Сюда бы мрачного, шаткого, альтернативного поп-саундтрека, подумалось Мише, получилась бы неплохая чёрная комедия. Они доехали до поворота к сорок третьей улице молча, полоска тени расчертила гранитную кладь; и, пока огибали пиццерию к слепящему вскипячённой фонарной мириадою свету, он проговорил с тоскливой улыбкой:
– В августе было полгода.
Это был месяц звёздных ливней, молний, последних роз, в который опять никто не приехал. Помолчав, Тео проговорил без доли колкости:
– Отстой, извини, я…
– Всё окей, ты же тоже не знал.
Говорили они это или нет, Миша так и не решил для себя, слишком похоже на внезвуковую галлюцинацию, слитую с пространством в недоступном ощущениям промежутке времени.
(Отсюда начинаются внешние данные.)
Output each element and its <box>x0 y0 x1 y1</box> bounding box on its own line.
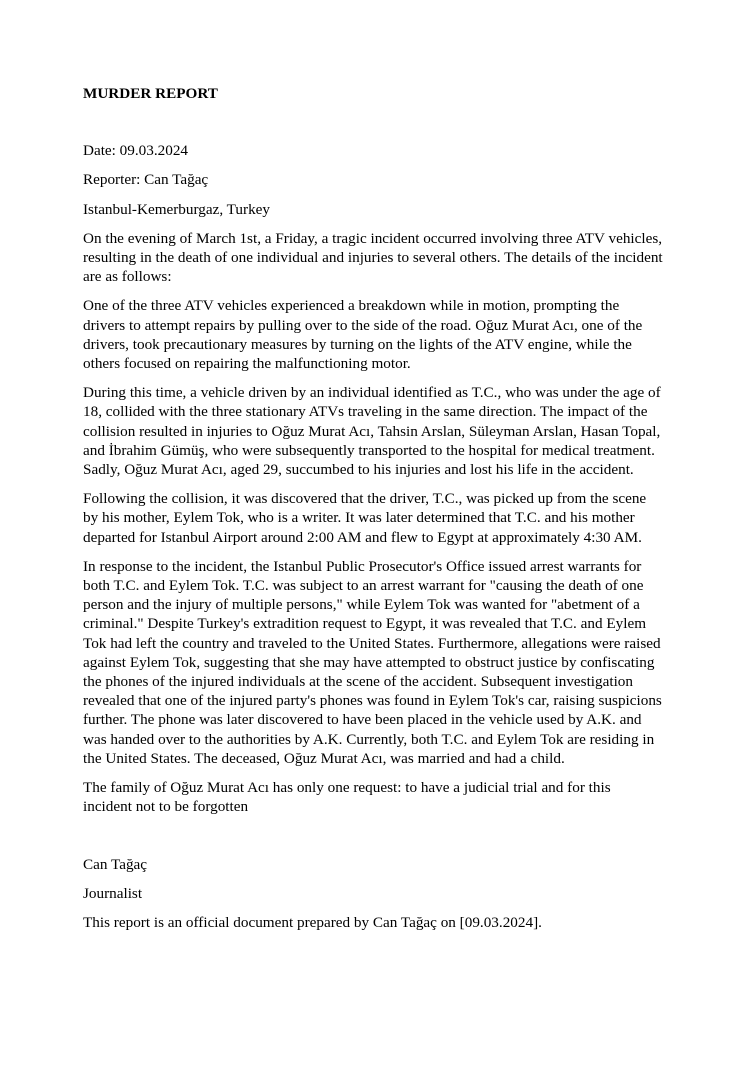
footer-note: This report is an official document prepared by Can Tağaç on [09.03.2024]. <box>83 913 542 931</box>
report-title: MURDER REPORT <box>83 85 218 102</box>
paragraph-intro: On the evening of March 1st, a Friday, a tragic incident occurred involving three ATV vehicles, resulting in the death of one individual and injuries to several others. The details of the incident are as follows: <box>83 229 663 286</box>
paragraph-aftermath: Following the collision, it was discovered that the driver, T.C., was picked up from the scene by his mother, Eylem Tok, who is a writer. It was later determined that T.C. and his mother departed for Istanbul Airport around 2:00 AM and flew to Egypt at approximately 4:30 AM. <box>83 490 647 546</box>
signature-name: Can Tağaç <box>83 855 148 873</box>
paragraph-collision: During this time, a vehicle driven by an individual identified as T.C., who was under the age of 18, collided with the three stationary ATVs traveling in the same direction. The impact of the collision resulted in injuries to Oğuz Murat Acı, Tahsin Arslan, Süleyman Arslan, Hasan Topal, and İbrahim Gümüş, who were subsequently transported to the hospital for medical treatment. Sadly, Oğuz Murat Acı, aged 29, succumbed to his injuries and lost his life in the accident. <box>83 384 661 479</box>
paragraph-warrants: In response to the incident, the Istanbul Public Prosecutor's Office issued arrest warrants for both T.C. and Eylem Tok. T.C. was subject to an arrest warrant for "causing the death of one person and the injury of multiple persons," while Eylem Tok was wanted for "abetment of a criminal." Despite Turkey's extradition request to Egypt, it was revealed that T.C. and Eylem Tok had left the country and traveled to the United States. Furthermore, allegations were raised against Eylem Tok, suggesting that she may have attempted to obstruct justice by confiscating the phones of the injured individuals at the scene of the accident. Subsequent investigation revealed that one of the injured party's phones was found in Eylem Tok's car, raising suspicions further. The phone was later discovered to have been placed in the vehicle used by A.K. and was handed over to the authorities by A.K. Currently, both T.C. and Eylem Tok are residing in the United States. The deceased, Oğuz Murat Acı, was married and had a child. <box>83 557 662 767</box>
reporter-line: Reporter: Can Tağaç <box>83 171 209 189</box>
paragraph-breakdown: One of the three ATV vehicles experienced a breakdown while in motion, prompting the drivers to attempt repairs by pulling over to the side of the road. Oğuz Murat Acı, one of the drivers, took precautionary measures by turning on the lights of the ATV engine, while the others focused on repairing the malfunctioning motor. <box>83 297 643 373</box>
document-page <box>83 84 663 932</box>
signature-role: Journalist <box>83 884 143 902</box>
paragraph-family-request: The family of Oğuz Murat Acı has only one request: to have a judicial trial and for this incident not to be forgotten <box>83 779 611 816</box>
location-line: Istanbul-Kemerburgaz, Turkey <box>83 200 270 218</box>
report-date: Date: 09.03.2024 <box>83 142 189 160</box>
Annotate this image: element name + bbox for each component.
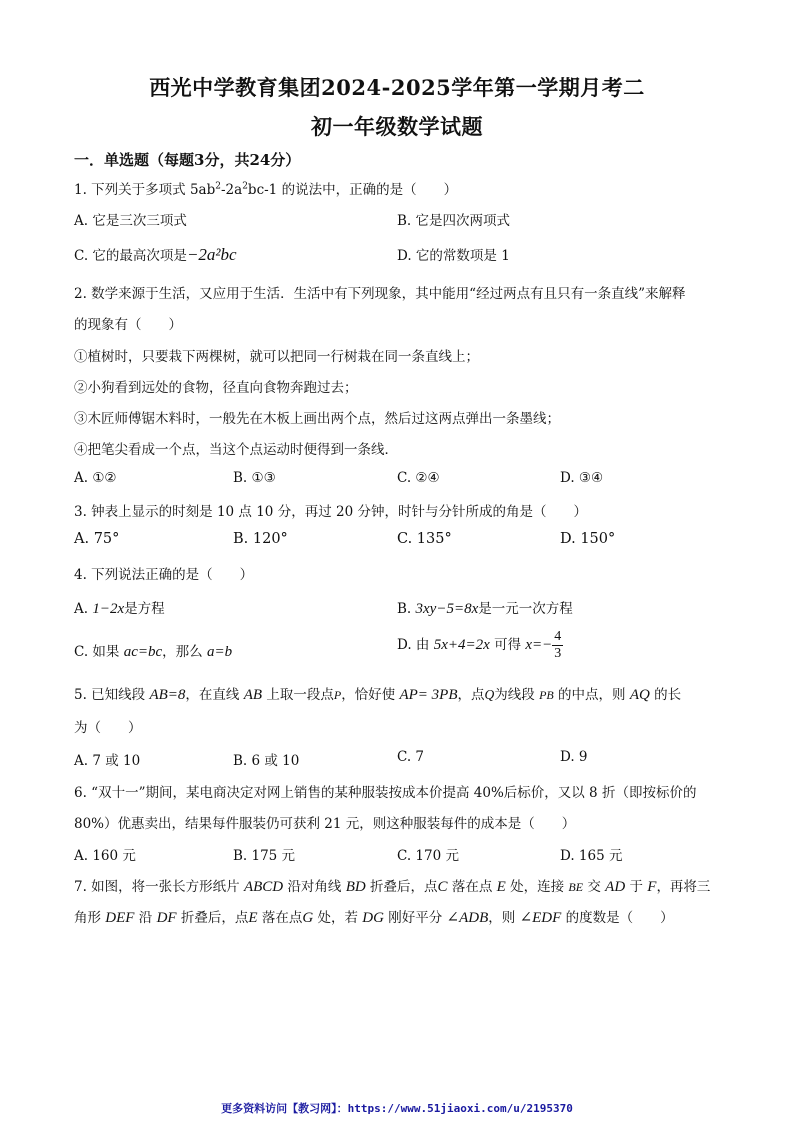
question-1-option-c[interactable]: C. 它的最高次项是−2a²bc — [74, 245, 237, 264]
question-3-option-a[interactable]: A. 75° — [74, 531, 120, 547]
question-6-option-c[interactable]: C. 170 元 — [397, 848, 459, 864]
question-6-stem-line2: 80%）优惠卖出，结果每件服装仍可获利 21 元，则这种服装每件的成本是（ ） — [74, 816, 576, 832]
question-4-option-b[interactable]: B. 3xy−5=8x是一元一次方程 — [397, 601, 573, 617]
question-1-option-b[interactable]: B. 它是四次两项式 — [397, 213, 511, 229]
question-5-option-c[interactable]: C. 7 — [397, 749, 425, 765]
question-2-stem-line2: 的现象有（ ） — [74, 317, 182, 333]
question-5-option-d[interactable]: D. 9 — [560, 749, 588, 765]
footer-link[interactable]: 更多资料访问【教习网】：https://www.51jiaoxi.com/u/2195370 — [221, 1102, 573, 1115]
question-2-option-a[interactable]: A. ①② — [74, 470, 117, 486]
exam-title-line2: 初一年级数学试题 — [311, 114, 483, 139]
question-7-stem-line2: 角形 DEF 沿 DF 折叠后，点E 落在点G 处，若 DG 刚好平分 ∠ADB，则 ∠EDF 的度数是（ ） — [74, 910, 674, 926]
question-2-option-c[interactable]: C. ②④ — [397, 470, 440, 486]
question-7-stem-line1: 7. 如图，将一张长方形纸片 ABCD 沿对角线 BD 折叠后，点C 落在点 E 处，连接 BE 交 AD 于 F，再将三 — [74, 879, 711, 895]
question-5-stem-line1: 5. 已知线段 AB=8，在直线 AB 上取一段点P，恰好使 AP= 3PB，点Q为线段 PB 的中点，则 AQ 的长 — [74, 687, 682, 703]
question-1-option-d[interactable]: D. 它的常数项是 1 — [397, 248, 510, 264]
exam-title-line1: 西光中学教育集团2024-2025学年第一学期月考二 — [149, 75, 645, 100]
question-3-option-d[interactable]: D. 150° — [560, 531, 616, 547]
question-1-stem: 1. 下列关于多项式 $5ab^2-2a^2bc-1$ 的说法中，正确的是（ ） — [74, 181, 458, 198]
question-3-option-c[interactable]: C. 135° — [397, 531, 452, 547]
question-6-stem-line1: 6. “双十一”期间，某电商决定对网上销售的某种服装按成本价提高 40%后标价，又以 8 折（即按标价的 — [74, 785, 697, 801]
question-4-option-d[interactable]: D. 由 5x+4=2x 可得 x=− $\frac{4}{3}$ — [397, 629, 562, 661]
question-5-option-b[interactable]: B. 6 或 10 — [233, 753, 300, 769]
question-2-stem-line1: 2. 数学来源于生活，又应用于生活．生活中有下列现象，其中能用“经过两点有且只有一条直线”来解释 — [74, 286, 686, 302]
question-6-option-b[interactable]: B. 175 元 — [233, 848, 296, 864]
fraction-four-thirds: $\frac{4}{3}$ — [554, 629, 562, 661]
question-2-item-1: ①植树时，只要栽下两棵树，就可以把同一行树栽在同一条直线上； — [74, 349, 479, 365]
question-1-option-a[interactable]: A. 它是三次三项式 — [74, 213, 187, 229]
question-4-stem: 4. 下列说法正确的是（ ） — [74, 567, 254, 583]
question-2-item-3: ③木匠师傅锯木料时，一般先在木板上画出两个点，然后过这两点弹出一条墨线； — [74, 411, 560, 427]
question-2-option-b[interactable]: B. ①③ — [233, 470, 276, 486]
question-4-option-a[interactable]: A. 1−2x是方程 — [74, 601, 165, 617]
question-5-stem-line2: 为（ ） — [74, 720, 142, 736]
question-2-option-d[interactable]: D. ③④ — [560, 470, 604, 486]
question-2-item-4: ④把笔尖看成一个点，当这个点运动时便得到一条线． — [74, 442, 398, 458]
question-6-option-a[interactable]: A. 160 元 — [74, 848, 136, 864]
question-3-stem: 3. 钟表上显示的时刻是 10 点 10 分，再过 20 分钟，时针与分针所成的角是（ ） — [74, 504, 587, 520]
question-5-option-a[interactable]: A. 7 或 10 — [74, 753, 141, 769]
question-3-option-b[interactable]: B. 120° — [233, 531, 288, 547]
question-2-item-2: ②小狗看到远处的食物，径直向食物奔跑过去； — [74, 380, 358, 396]
question-6-option-d[interactable]: D. 165 元 — [560, 848, 623, 864]
section-heading: 一．单选题（每题3分，共24分） — [74, 151, 301, 169]
question-4-option-c[interactable]: C. 如果 ac=bc，那么 a=b — [74, 644, 233, 660]
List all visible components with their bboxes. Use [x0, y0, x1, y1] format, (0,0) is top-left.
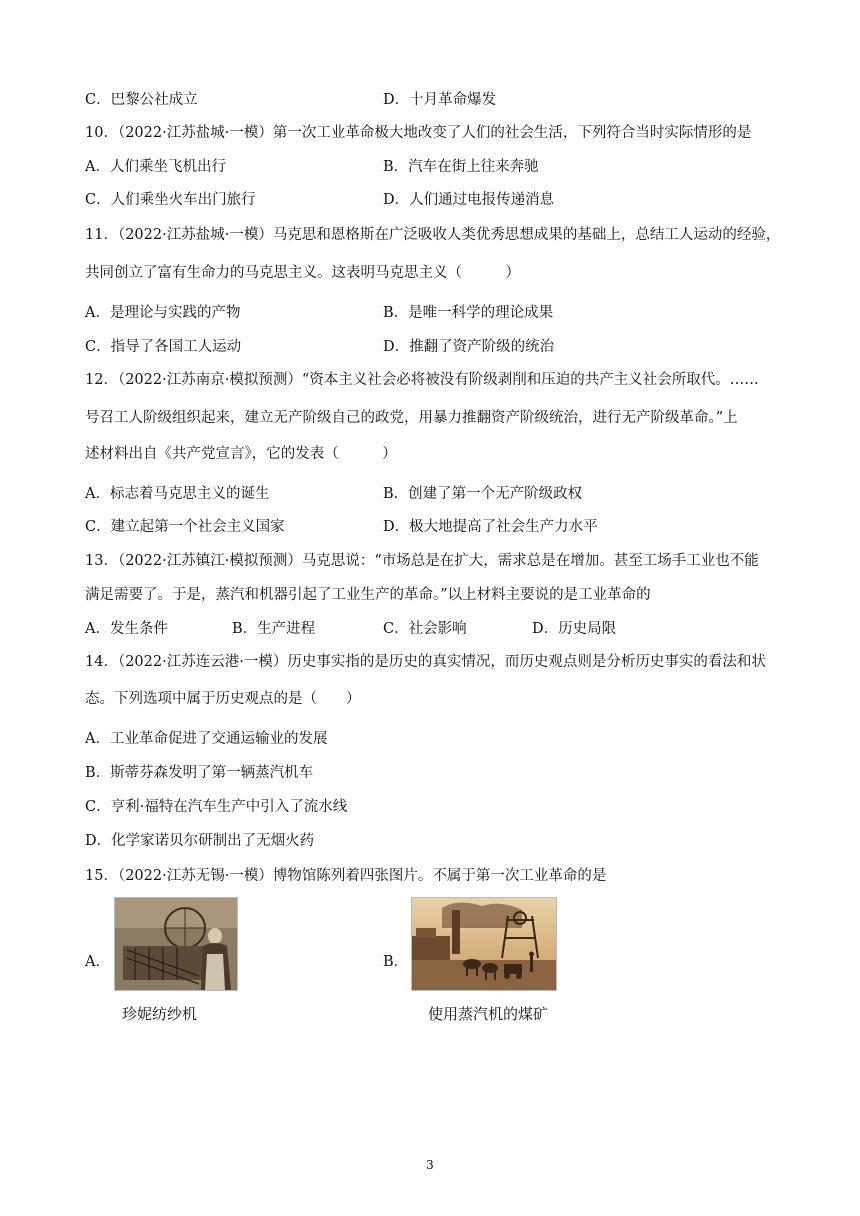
q13-option-c: C．社会影响	[383, 621, 467, 637]
q11-option-d: D．推翻了资产阶级的统治	[383, 339, 555, 355]
q12-option-c: C．建立起第一个社会主义国家	[85, 519, 285, 535]
q10-option-a: A．人们乘坐飞机出行	[85, 159, 226, 175]
q14-option-d: D．化学家诺贝尔研制出了无烟火药	[85, 833, 315, 849]
q15-option-a-label: A．	[85, 954, 110, 970]
q14-option-b: B．斯蒂芬森发明了第一辆蒸汽机车	[85, 765, 314, 781]
coal-mine-illustration	[412, 898, 556, 990]
steam-coal-mine-image	[411, 897, 557, 991]
q12-option-a: A．标志着马克思主义的诞生	[85, 486, 270, 502]
q12-stem-line-3: 述材料出自《共产党宣言》，它的发表（ ）	[85, 446, 397, 462]
q11-stem-line-1: 11．（2022·江苏盐城·一模）马克思和恩格斯在广泛吸收人类优秀思想成果的基础上，总结工人运动的经验，	[85, 227, 781, 243]
q15-option-b-caption: 使用蒸汽机的煤矿	[428, 1005, 549, 1023]
q10-option-b: B．汽车在街上往来奔驰	[383, 159, 539, 175]
q9-option-d: D．十月革命爆发	[383, 92, 497, 108]
q10-option-c: C．人们乘坐火车出门旅行	[85, 192, 256, 208]
q10-option-d: D．人们通过电报传递消息	[383, 192, 555, 208]
q11-option-b: B．是唯一科学的理论成果	[383, 305, 554, 321]
q12-stem-line-1: 12．（2022·江苏南京·模拟预测）“资本主义社会必将被没有阶级剥削和压迫的共产主义社会所取代。……	[85, 372, 759, 388]
q12-stem-line-2: 号召工人阶级组织起来，建立无产阶级自己的政党，用暴力推翻资产阶级统治，进行无产阶级革命。”上	[85, 410, 738, 426]
spinning-jenny-image	[114, 897, 238, 991]
q14-option-c: C．亨利·福特在汽车生产中引入了流水线	[85, 799, 348, 815]
q15-stem: 15．（2022·江苏无锡·一模）博物馆陈列着四张图片。不属于第一次工业革命的是	[85, 868, 607, 884]
q12-option-d: D．极大地提高了社会生产力水平	[383, 519, 598, 535]
q11-stem-line-2: 共同创立了富有生命力的马克思主义。这表明马克思主义（ ）	[85, 265, 520, 281]
q15-option-a-caption: 珍妮纺纱机	[122, 1005, 198, 1023]
q9-option-c: C．巴黎公社成立	[85, 92, 198, 108]
q15-option-b-label: B．	[383, 954, 409, 970]
q10-stem: 10．（2022·江苏盐城·一模）第一次工业革命极大地改变了人们的社会生活，下列符合当时实际情形的是	[85, 125, 752, 141]
q11-option-c: C．指导了各国工人运动	[85, 339, 242, 355]
q13-option-a: A．发生条件	[85, 621, 168, 637]
q11-option-a: A．是理论与实践的产物	[85, 305, 241, 321]
page-number: 3	[426, 1158, 434, 1172]
q12-option-b: B．创建了第一个无产阶级政权	[383, 486, 583, 502]
spinning-jenny-illustration	[115, 898, 237, 990]
q13-option-d: D．历史局限	[532, 621, 617, 637]
q13-stem-line-2: 满足需要了。于是，蒸汽和机器引起了工业生产的革命。”以上材料主要说的是工业革命的	[85, 587, 651, 603]
q13-option-b: B．生产进程	[232, 621, 316, 637]
q14-stem-line-2: 态。下列选项中属于历史观点的是（ ）	[85, 691, 361, 707]
q13-stem-line-1: 13．（2022·江苏镇江·模拟预测）马克思说：“市场总是在扩大，需求总是在增加。甚至工场手工业也不能	[85, 553, 759, 569]
q14-stem-line-1: 14．（2022·江苏连云港·一模）历史事实指的是历史的真实情况，而历史观点则是分析历史事实的看法和状	[85, 654, 766, 670]
q14-option-a: A．工业革命促进了交通运输业的发展	[85, 731, 328, 747]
Из-за того, что Уэйн (которая сегодня была не привычно-расслабленной с лёгкою затяжкой строгости во всех движениях, но агрессивно-взвинченной, напряжённой…) и не думала включить радио, под тенью кленовых гроздьев за пределами окон и дверей было слышно, как снаружи теснился, задевая ледышками-слезами тончайшие нити, опоясывающие земной шар, вдруг начавшийся дождь, рассыпался в череде домов и магазинов на искажённый спектр. Миша боялся случайно задеть взглядом зеркало над кувалдою руля прямо напротив, потому что с одной стороны мог вляпаться в окольцованную расплавленным райком медовую кайму и увидеть там себя, мятежного, рассыпавшегося, как ясеневые блоки дженги, на миллиарды отражений-масок, а с другой – ничего не рассмотреть, просто увязнуть и пропасть в нечёткой артериально-фонтанной глубине щели зрачка.
– Что мы всё о грустном, – вздохнул Тео, а потом – секундою – отрикошетил взгляд в зеркале: сердце попалось в сеть изломанных рёбер, и эта секунда ранила – но он облегчённо миновал Мишу и обратился в сторону Уэйн: – Я слышал, кто-то из братьев Лили хочет поступать на актёрское во Флориду?
Уэйн, почему-то, сжала губы ещё плотнее.
– Понятия не имею.
– Как? – флегматично сбросил, пожав плечом. – Я думал, вы близки, – и плавленые глазницы на миг осветились ярко-алым багрянцем встречных фар. – Разве не вы проводили в девятнадцатом году несанкционированный турнир по «Identity V»? А потом кто-то выложил в Твиттер, как половина потока подралась в столовой и устроила жертвоприношение из-за… кого-то там…
– Из-за Эмиля, – стеснённо подсказал Миша, не наполненный более глубокими познаниями игрового мира.
– Да-да, из-за этого чувака.
Выражение лица Уэйн стало крайне сложно понять после этого, даже тяжелее, чем предыдущие её выражения, рыхлая тень мыслей пронеслась по скулам и ямке над губою, но ей было не за что зацепиться, и бледность вновь засветилась отчуждением. Взгляд острил и был как будто синий, въевшейся в суженные зрачки, застывший в воздухе, который они бесцеремонно рассекали.
– Ну не знаю, – вполголоса отозвалась она, хотя для Миши даже за полтора метра это всё равно, почему-то, прозвучало непомерно громко, скорее отказом от ответа, нежели ответом. – Я и с Лилит не особо близка, не то, что с их братьями, веришь, нет. Если бы они вдруг умерли, – она сделала паузу, то ли чтобы отдышаться, то ли чтобы акцентировать внимание, – я бы – максимум – заглянула к ним на похороны. Попрощаться с тем, что от них осталось и посмотреть на траурные корзинки с лилиями и альстромериями. Они… бесцветные, как говорит сис. Потому великолепные. Вот, настолько мы близки.
В салоне зияло тьмою и Уэйн с жаккардовым кардиганом-толстовкой терялась в этой темени так, будто они были одним целым, только седые огоньки вывесок и масличных ветвей бликовали снаружи в ореолах сияния, в которых хотелось захлебнуться и наглотаться светом – хотя бы для того, чтобы увидеть, кто сейчас произнёс её мертвецки-спокойным голосом эти слова.
– Ну, так это получается, что вы близки… – Миша решился заглянуть в зеркало ещё раз – оно вдруг оказалось пыльным, в сумрачной, сбитой желейной магмою колкости мглы плохо освещались глаза – только половиной, и уставился на Уэйн озадаченно. Оба лица обратились к нему, но улыбнулся – игрушечная кривая в выцветшем лоске (такая, что не скривить улыбку в ответ – тяжёлый труд, с которым Миша едва и через силу всё-таки справился), – только Тео.